Looking beyond controversy and any criticisms Apple has faced over the iPhone App Store, it is clearer than ever just how large of a goldmine the company has created. Shortly after it announced the iPhone 3.0 update, which will support a plethora of new APIs for development, we've learned just how well the App Store has been doing.
In recent days, it has surpassed 800 million downloads, distributed among the more than 25,000 programs currently available. That's a lot of downloads, and given that there have been around 14 million iPhones sold to date, we can surmise that people are downloading more than just one or two programs. On top of this, Apple's latest announcements indicate that they are trying to further build developer interest, making programs easier to develop and giving them additional ways to earn money.

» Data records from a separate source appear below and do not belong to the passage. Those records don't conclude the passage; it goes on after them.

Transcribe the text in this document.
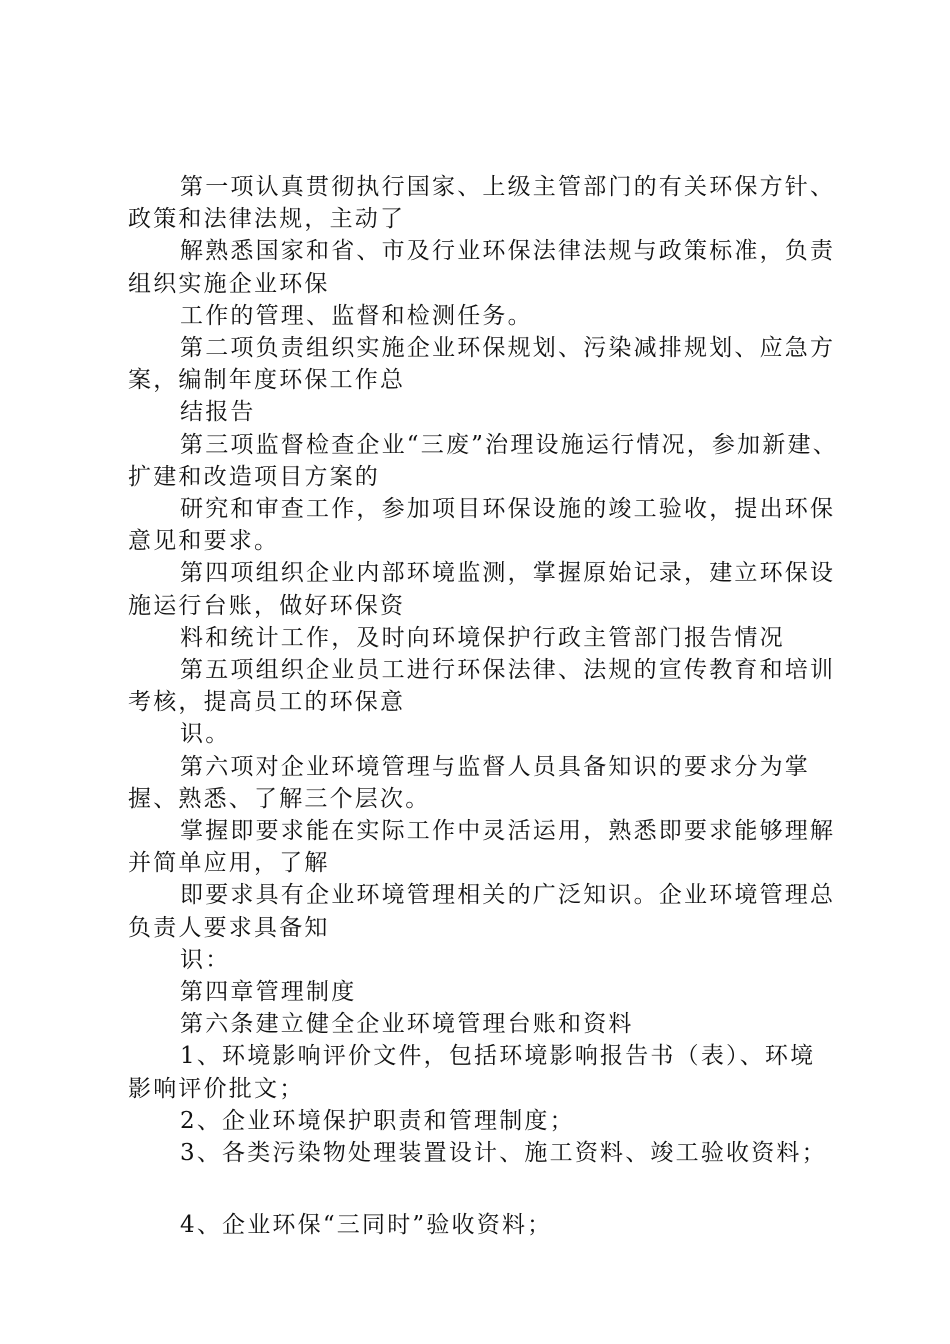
第一项认真贯彻执行国家、上级主管部门的有关环保方针、政策和法律法规，主动了

解熟悉国家和省、市及行业环保法律法规与政策标准，负责组织实施企业环保

工作的管理、监督和检测任务。

第二项负责组织实施企业环保规划、污染减排规划、应急方案，编制年度环保工作总

结报告

第三项监督检查企业“三废”治理设施运行情况，参加新建、扩建和改造项目方案的

研究和审查工作，参加项目环保设施的竣工验收，提出环保意见和要求。

第四项组织企业内部环境监测，掌握原始记录，建立环保设施运行台账，做好环保资

料和统计工作，及时向环境保护行政主管部门报告情况

第五项组织企业员工进行环保法律、法规的宣传教育和培训考核，提高员工的环保意

识。

第六项对企业环境管理与监督人员具备知识的要求分为掌握、熟悉、了解三个层次。

掌握即要求能在实际工作中灵活运用，熟悉即要求能够理解并简单应用，了解

即要求具有企业环境管理相关的广泛知识。企业环境管理总负责人要求具备知

识：

第四章管理制度

第六条建立健全企业环境管理台账和资料

1、环境影响评价文件，包括环境影响报告书（表）、环境影响评价批文；

2、企业环境保护职责和管理制度；

3、各类污染物处理装置设计、施工资料、竣工验收资料；

4、企业环保“三同时”验收资料；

Earlier this month, it was discovered that Apple is actively working to shut down third-party App stores, which they claim violate the DMCA. Given the incredible success of the App Store, you can understand why they'd want to protect a monopoly on iPhone programs. But is it really worth their time to chase down small operations that are trying to provide a service to people who are still Apple customers?
It seems to me that Apple really has two operating extremes. On the one hand, they offer a lot of great functionality and drum up a lot of excitement from their customers. On the other hand, they seem to be growing increasingly resistant to anyone who wants to work outside of the sanctioned Apple methods. For better or worse, they are doing things the Apple way.